Thursday, July 19, 2007

This is Information Retrieval

Story in today's LA Times about baseball's popularity -- or relative lack thereof -- in Brazil. Here are a couple of things I didn't know:

Decades after the sport was imported by Japanese immigrants, Brazil has baseball. It's just that very few people know about it because the sport remains very much a foreign one in South America's largest, most populous country. Of the 20 players on Brazil's national team . . .16 are Japanese. And so is the manager, Mitsuyoshi Sato, who most players refer to as sensei.

As a result, Brazil's hitters swing like Ichiro, pitch like Daisuke Matsuzaka and use a style of play that is fundamentally different than any other team in the Americas.

"When we prepare to play in a tournament, we tell our guys that when they play Brazil they're going to think they're playing Japan," said Paul Seibel, the executive director and chief executive of USA Baseball. "They play very much like an Asian team."

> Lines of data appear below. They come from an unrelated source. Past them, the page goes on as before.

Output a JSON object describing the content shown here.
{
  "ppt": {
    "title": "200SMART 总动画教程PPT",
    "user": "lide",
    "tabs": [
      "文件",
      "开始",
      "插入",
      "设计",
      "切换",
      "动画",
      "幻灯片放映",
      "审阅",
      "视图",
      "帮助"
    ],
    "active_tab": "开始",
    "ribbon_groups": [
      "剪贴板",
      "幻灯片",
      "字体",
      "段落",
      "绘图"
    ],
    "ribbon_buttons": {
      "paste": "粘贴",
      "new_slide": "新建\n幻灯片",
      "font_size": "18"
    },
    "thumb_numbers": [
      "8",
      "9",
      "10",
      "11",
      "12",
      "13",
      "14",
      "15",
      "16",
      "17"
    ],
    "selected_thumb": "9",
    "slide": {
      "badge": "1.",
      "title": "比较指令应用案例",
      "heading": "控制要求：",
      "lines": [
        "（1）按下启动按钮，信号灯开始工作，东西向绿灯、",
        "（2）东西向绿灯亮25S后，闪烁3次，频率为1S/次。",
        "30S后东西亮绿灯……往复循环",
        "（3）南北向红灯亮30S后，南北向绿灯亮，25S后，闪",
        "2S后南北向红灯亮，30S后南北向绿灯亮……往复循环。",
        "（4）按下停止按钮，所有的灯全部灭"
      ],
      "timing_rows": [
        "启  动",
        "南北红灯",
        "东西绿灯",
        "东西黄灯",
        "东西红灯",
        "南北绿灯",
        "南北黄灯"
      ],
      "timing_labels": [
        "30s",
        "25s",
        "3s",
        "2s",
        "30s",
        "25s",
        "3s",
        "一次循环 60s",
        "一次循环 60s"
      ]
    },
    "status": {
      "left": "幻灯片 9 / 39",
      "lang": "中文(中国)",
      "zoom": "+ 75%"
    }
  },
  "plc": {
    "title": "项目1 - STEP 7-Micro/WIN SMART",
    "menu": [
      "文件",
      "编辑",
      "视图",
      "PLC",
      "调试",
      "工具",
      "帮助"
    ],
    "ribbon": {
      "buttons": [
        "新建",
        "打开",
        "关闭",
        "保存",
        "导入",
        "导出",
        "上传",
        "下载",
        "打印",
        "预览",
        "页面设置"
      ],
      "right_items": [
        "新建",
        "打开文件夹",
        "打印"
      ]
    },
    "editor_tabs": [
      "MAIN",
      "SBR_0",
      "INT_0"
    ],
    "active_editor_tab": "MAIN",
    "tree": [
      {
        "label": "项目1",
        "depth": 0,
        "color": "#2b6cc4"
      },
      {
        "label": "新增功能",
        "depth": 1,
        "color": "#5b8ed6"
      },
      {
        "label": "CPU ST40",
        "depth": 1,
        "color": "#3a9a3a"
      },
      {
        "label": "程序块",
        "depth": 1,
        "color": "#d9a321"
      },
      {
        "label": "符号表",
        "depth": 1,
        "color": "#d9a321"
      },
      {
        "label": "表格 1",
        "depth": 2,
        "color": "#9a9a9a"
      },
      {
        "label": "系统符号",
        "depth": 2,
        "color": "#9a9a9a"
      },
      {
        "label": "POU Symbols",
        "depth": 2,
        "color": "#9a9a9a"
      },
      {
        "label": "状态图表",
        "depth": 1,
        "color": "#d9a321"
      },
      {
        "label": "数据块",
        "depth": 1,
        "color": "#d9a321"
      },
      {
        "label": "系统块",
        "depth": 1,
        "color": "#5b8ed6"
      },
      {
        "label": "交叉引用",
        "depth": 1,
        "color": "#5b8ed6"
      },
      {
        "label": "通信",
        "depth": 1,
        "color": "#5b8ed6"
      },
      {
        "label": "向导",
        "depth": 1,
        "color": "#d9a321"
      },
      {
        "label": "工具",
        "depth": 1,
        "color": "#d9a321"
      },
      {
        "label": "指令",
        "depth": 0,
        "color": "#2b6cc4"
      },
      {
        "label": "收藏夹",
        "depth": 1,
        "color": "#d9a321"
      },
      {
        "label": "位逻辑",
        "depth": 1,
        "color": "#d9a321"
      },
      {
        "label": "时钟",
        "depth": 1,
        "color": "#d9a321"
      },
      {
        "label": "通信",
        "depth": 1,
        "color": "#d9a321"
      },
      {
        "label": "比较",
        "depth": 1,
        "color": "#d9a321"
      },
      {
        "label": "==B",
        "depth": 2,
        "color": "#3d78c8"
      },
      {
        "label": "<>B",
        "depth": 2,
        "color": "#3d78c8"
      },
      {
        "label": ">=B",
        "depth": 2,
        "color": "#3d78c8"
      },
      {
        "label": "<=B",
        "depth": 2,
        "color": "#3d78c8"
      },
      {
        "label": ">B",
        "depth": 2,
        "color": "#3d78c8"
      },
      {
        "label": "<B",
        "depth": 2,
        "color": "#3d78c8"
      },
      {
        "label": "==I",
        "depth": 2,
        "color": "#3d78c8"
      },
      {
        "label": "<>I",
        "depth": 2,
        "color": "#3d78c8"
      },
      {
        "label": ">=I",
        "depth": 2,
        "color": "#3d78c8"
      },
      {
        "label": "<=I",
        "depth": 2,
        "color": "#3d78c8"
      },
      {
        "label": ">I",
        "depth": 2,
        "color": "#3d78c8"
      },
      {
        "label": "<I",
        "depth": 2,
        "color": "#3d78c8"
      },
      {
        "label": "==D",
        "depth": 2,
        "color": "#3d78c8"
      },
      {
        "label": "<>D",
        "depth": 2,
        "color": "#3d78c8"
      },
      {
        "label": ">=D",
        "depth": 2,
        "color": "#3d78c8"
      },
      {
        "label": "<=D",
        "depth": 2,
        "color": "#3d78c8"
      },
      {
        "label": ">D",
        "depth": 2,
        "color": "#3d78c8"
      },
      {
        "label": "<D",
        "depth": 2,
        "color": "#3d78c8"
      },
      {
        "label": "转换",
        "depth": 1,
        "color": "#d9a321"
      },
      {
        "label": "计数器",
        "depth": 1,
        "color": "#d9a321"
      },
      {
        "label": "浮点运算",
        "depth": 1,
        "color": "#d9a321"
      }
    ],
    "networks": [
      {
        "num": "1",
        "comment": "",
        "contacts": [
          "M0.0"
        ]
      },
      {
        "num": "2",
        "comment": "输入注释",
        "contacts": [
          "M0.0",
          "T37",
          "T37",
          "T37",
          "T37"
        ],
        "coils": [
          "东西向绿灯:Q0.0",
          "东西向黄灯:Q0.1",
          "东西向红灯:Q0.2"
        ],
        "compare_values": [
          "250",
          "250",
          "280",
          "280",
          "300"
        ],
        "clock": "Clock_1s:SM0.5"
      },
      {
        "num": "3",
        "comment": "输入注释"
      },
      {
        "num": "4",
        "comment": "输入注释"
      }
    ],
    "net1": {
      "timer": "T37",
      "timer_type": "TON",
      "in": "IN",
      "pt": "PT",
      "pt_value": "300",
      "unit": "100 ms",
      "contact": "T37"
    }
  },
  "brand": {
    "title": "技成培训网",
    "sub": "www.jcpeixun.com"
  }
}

Kind of cool. Not that the Japanese influence is everything:

And that talent is beginning to ripen. Despite a population that is sharply divided between ignorant and apathetic when it comes to baseball — the official Pan Am Games baseball logo shows a batter, hands spread wide apart, hitting cross-handed — Brazil's national team has made great strides in recent years . . .

While the article suggests the thing with the logo is based on ignorance of baseball, I prefer to think that they're simply paying tribute to Hank Aaron's days in the Negro Leagues.